Heavenly air plants
Zenaida Sengo was an art major at California State University Chico when she started dabbling in gardening. She learned the hard way what happens when a six-pack of flowers is planted in clay soil during triple-digit temperatures. After the plants quickly withered, her father gave her a copy of Sunset’s Western Garden Book. Sengo read it and then kept on reading.
Before long, her yard was chock-full of flowers. “College housing was so ugly, I wanted to walk through beauty to get to my house,” she said.
Her Chico garden eventually gave way to San Francisco’s urban gardening scene, and Sengo eventually combined her crushes on plants, art and design as the interior coordinator at Flora Grubb Gardens in San Francisco. In “Air Plants: The Curious World of Tillandsias” ($19.95, Timber Press), Sengo dishes on the plant made popular by the Bayview District nursery, sharing ideas for decorating with the low-maintenance, sculptural wonders.

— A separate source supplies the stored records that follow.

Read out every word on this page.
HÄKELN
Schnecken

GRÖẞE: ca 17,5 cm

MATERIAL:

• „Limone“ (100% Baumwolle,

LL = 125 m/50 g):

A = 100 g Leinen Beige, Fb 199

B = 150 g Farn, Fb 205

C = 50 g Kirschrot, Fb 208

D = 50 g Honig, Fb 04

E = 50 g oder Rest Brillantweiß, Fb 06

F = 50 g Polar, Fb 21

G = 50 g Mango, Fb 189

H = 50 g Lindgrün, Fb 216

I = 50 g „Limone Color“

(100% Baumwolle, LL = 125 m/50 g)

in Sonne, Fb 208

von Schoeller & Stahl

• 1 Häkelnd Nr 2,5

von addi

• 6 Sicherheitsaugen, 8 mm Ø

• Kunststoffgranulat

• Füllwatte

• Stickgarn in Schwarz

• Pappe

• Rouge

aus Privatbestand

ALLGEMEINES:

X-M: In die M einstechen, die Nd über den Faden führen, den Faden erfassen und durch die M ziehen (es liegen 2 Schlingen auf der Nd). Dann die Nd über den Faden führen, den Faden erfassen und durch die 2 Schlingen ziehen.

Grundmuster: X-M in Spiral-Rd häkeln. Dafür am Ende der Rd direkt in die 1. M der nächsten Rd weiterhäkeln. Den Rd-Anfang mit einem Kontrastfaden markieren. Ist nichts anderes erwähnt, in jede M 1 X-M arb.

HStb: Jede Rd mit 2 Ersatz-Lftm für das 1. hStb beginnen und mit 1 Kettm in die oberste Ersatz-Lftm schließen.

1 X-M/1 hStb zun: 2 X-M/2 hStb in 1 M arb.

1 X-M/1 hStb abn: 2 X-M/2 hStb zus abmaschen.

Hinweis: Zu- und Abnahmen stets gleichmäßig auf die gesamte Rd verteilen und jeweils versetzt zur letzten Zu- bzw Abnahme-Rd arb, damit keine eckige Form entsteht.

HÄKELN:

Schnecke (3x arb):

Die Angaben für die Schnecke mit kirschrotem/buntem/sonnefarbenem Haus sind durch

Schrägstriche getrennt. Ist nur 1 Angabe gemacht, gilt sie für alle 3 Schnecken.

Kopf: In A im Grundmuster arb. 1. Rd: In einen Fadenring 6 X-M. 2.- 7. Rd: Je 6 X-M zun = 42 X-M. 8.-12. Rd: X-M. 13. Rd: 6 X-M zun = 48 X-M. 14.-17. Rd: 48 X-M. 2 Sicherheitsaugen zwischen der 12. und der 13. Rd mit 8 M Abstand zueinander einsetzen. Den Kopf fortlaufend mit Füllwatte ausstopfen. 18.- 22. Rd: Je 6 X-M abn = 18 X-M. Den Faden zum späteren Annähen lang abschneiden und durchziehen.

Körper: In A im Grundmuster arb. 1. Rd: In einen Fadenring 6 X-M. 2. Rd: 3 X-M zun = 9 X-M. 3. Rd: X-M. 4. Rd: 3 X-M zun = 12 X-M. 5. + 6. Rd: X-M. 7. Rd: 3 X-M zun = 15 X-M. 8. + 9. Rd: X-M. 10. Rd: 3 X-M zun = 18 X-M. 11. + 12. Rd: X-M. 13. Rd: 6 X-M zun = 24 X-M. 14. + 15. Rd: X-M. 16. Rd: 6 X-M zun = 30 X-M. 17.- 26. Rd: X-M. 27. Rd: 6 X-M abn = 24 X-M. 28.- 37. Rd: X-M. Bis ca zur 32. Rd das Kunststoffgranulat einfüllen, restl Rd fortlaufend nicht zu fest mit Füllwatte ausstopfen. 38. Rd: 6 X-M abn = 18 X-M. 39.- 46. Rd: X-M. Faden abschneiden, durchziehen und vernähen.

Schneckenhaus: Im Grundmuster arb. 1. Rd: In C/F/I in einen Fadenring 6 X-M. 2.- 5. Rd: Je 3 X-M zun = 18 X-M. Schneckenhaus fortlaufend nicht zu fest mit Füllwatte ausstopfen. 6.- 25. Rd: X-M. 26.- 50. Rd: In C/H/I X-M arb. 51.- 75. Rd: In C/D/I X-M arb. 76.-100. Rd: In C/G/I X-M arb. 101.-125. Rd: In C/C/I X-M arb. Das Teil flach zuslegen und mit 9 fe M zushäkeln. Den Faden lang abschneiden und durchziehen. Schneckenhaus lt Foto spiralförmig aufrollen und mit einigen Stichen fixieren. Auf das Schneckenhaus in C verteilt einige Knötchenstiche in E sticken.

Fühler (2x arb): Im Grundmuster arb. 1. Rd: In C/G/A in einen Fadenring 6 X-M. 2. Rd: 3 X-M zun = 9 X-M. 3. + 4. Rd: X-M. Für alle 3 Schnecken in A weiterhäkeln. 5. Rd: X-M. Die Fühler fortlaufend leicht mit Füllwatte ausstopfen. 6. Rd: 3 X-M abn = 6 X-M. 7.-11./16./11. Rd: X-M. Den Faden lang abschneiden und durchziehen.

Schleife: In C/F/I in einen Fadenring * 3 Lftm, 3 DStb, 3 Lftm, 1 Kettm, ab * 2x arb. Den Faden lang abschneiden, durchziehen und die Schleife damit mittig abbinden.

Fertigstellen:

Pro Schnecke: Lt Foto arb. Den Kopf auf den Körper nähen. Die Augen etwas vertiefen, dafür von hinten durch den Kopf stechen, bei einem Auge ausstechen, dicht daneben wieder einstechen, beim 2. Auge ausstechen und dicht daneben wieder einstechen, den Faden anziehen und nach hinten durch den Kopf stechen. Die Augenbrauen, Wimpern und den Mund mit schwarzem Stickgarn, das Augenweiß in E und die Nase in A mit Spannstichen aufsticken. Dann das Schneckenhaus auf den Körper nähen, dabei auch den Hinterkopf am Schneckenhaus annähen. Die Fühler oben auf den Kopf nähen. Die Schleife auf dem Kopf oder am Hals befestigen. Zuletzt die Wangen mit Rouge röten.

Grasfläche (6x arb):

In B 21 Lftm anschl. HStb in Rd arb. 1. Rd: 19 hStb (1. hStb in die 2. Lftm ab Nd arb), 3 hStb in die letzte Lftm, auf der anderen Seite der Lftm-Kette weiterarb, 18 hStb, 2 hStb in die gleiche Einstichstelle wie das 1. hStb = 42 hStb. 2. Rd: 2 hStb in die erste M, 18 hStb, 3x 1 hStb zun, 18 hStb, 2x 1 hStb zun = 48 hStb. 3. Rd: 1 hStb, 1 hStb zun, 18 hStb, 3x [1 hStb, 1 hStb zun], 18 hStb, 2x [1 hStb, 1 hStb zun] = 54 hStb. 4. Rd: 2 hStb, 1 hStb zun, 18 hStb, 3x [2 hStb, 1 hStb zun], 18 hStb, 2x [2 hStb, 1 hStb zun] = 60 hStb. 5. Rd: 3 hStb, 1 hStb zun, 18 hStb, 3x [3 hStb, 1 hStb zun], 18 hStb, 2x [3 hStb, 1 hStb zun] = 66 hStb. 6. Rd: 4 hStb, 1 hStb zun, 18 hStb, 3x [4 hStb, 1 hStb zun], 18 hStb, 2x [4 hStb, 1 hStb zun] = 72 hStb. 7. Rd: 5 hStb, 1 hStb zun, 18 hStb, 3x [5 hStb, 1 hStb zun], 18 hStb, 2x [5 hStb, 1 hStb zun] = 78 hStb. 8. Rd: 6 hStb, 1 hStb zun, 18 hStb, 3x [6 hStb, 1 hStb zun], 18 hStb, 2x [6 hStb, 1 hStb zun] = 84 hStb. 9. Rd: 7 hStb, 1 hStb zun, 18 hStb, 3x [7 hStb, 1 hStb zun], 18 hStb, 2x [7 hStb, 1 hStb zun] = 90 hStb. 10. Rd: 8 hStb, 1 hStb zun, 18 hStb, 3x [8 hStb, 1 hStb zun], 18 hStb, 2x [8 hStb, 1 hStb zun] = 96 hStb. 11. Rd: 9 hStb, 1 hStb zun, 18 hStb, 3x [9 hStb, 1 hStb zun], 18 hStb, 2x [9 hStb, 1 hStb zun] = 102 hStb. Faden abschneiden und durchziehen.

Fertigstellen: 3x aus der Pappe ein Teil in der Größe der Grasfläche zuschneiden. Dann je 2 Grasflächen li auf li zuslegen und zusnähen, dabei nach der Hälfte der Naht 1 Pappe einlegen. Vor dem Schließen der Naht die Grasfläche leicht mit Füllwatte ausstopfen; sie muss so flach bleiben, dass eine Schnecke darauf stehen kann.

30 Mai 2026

Little has been written on air plants outside of what Sengo refers to as “plant nerd books,” so she starts by clearing up common misconceptions (“air plants do indeed need water and light”). Sengo and photographer Caitlin Atkinson use their homes and the homes of friends to demonstrate how to turn the plants into the perfect accessory for any bright space.

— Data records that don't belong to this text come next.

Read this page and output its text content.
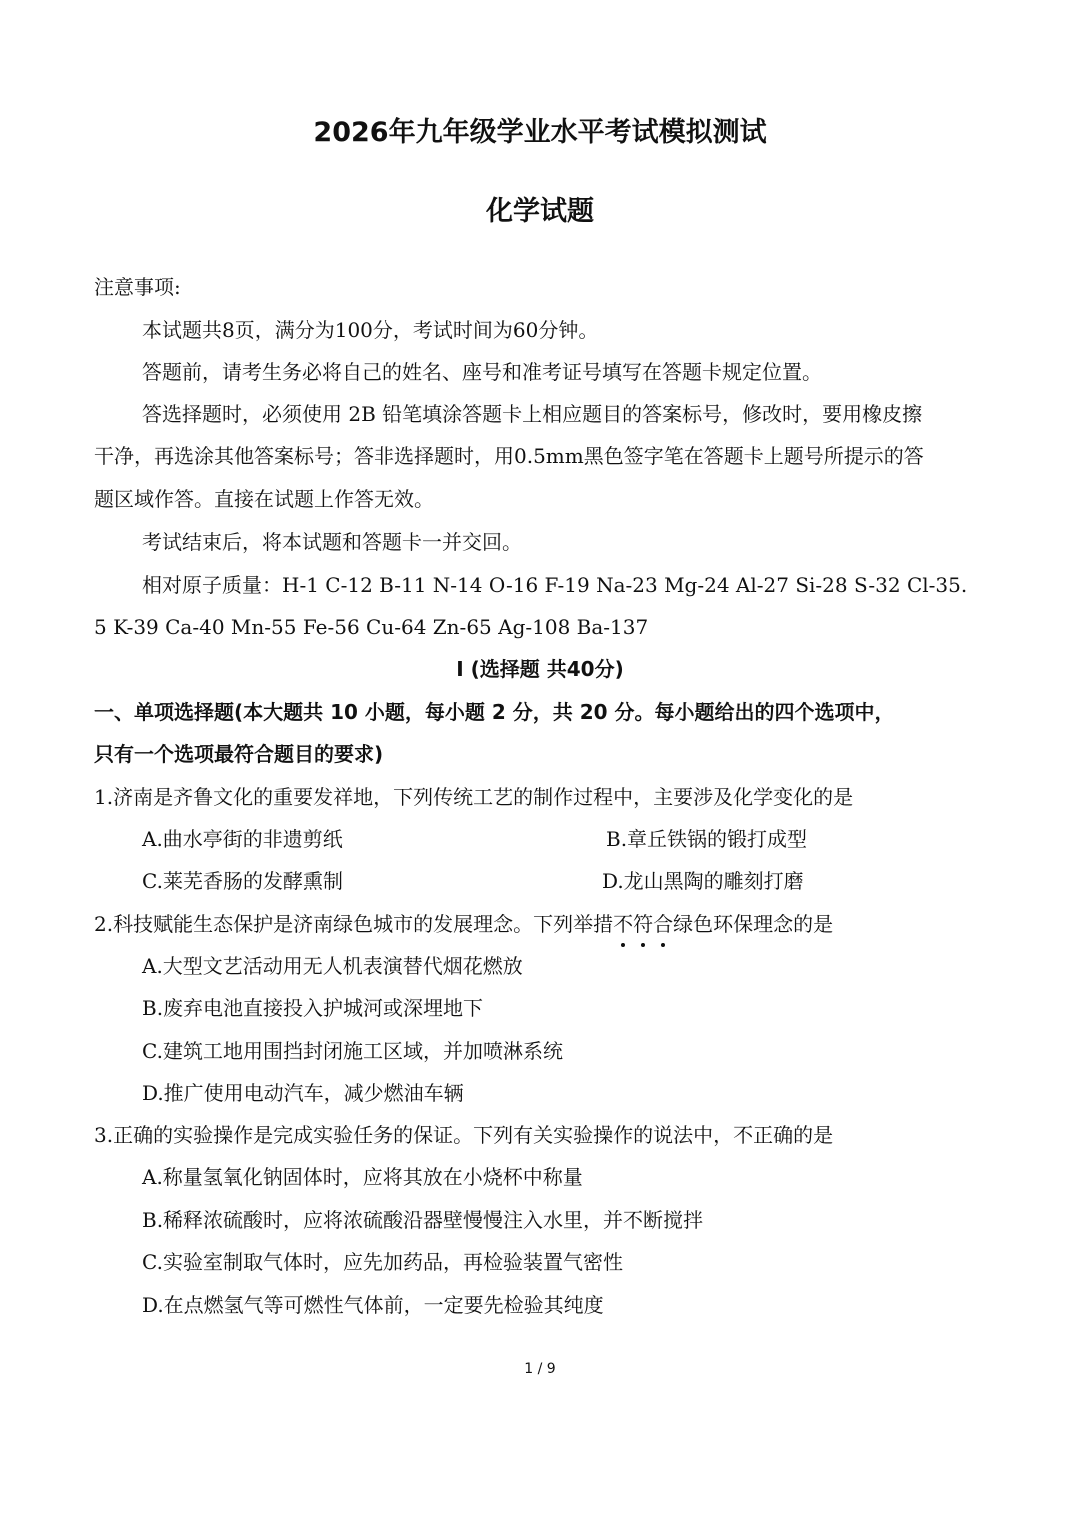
2026年九年级学业水平考试模拟测试
化学试题
注意事项:
本试题共8页，满分为100分，考试时间为60分钟。
答题前，请考生务必将自己的姓名、座号和准考证号填写在答题卡规定位置。
答选择题时，必须使用 2B 铅笔填涂答题卡上相应题目的答案标号，修改时，要用橡皮擦
干净，再选涂其他答案标号；答非选择题时，用0.5mm黑色签字笔在答题卡上题号所提示的答
题区域作答。直接在试题上作答无效。
考试结束后，将本试题和答题卡一并交回。
相对原子质量：H-1 C-12 B-11 N-14 O-16 F-19 Na-23 Mg-24 Al-27 Si-28 S-32 Cl-35.
5 K-39 Ca-40 Mn-55 Fe-56 Cu-64 Zn-65 Ag-108 Ba-137
Ⅰ (选择题 共40分)
一、单项选择题(本大题共 10 小题，每小题 2 分，共 20 分。每小题给出的四个选项中，
只有一个选项最符合题目的要求)
1.济南是齐鲁文化的重要发祥地，下列传统工艺的制作过程中，主要涉及化学变化的是
A.曲水亭街的非遗剪纸	B.章丘铁锅的锻打成型
C.莱芜香肠的发酵熏制	D.龙山黑陶的雕刻打磨
2.科技赋能生态保护是济南绿色城市的发展理念。下列举措不符合绿色环保理念的是
A.大型文艺活动用无人机表演替代烟花燃放
B.废弃电池直接投入护城河或深埋地下
C.建筑工地用围挡封闭施工区域，并加喷淋系统
D.推广使用电动汽车，减少燃油车辆
3.正确的实验操作是完成实验任务的保证。下列有关实验操作的说法中，不正确的是
A.称量氢氧化钠固体时，应将其放在小烧杯中称量
B.稀释浓硫酸时，应将浓硫酸沿器壁慢慢注入水里，并不断搅拌
C.实验室制取气体时，应先加药品，再检验装置气密性
D.在点燃氢气等可燃性气体前，一定要先检验其纯度
1 / 9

Sengo’s abundance of tips include step-by-step instructions for attaching wires to air plants so that they may be attached to the wall, as well as other plants, decorative objects — even gifts.
Often referred to as “the tillandsia woman” by customers at Flora Grubb Gardens, Sengo writes that she was skeptical when she first encountered these spiky wonders at a farmers’ market many years ago.
“I never imagined that a type of air plant would be at the center of my life, but now the obscure plant genus tillandsia is at the heart of my home and work.”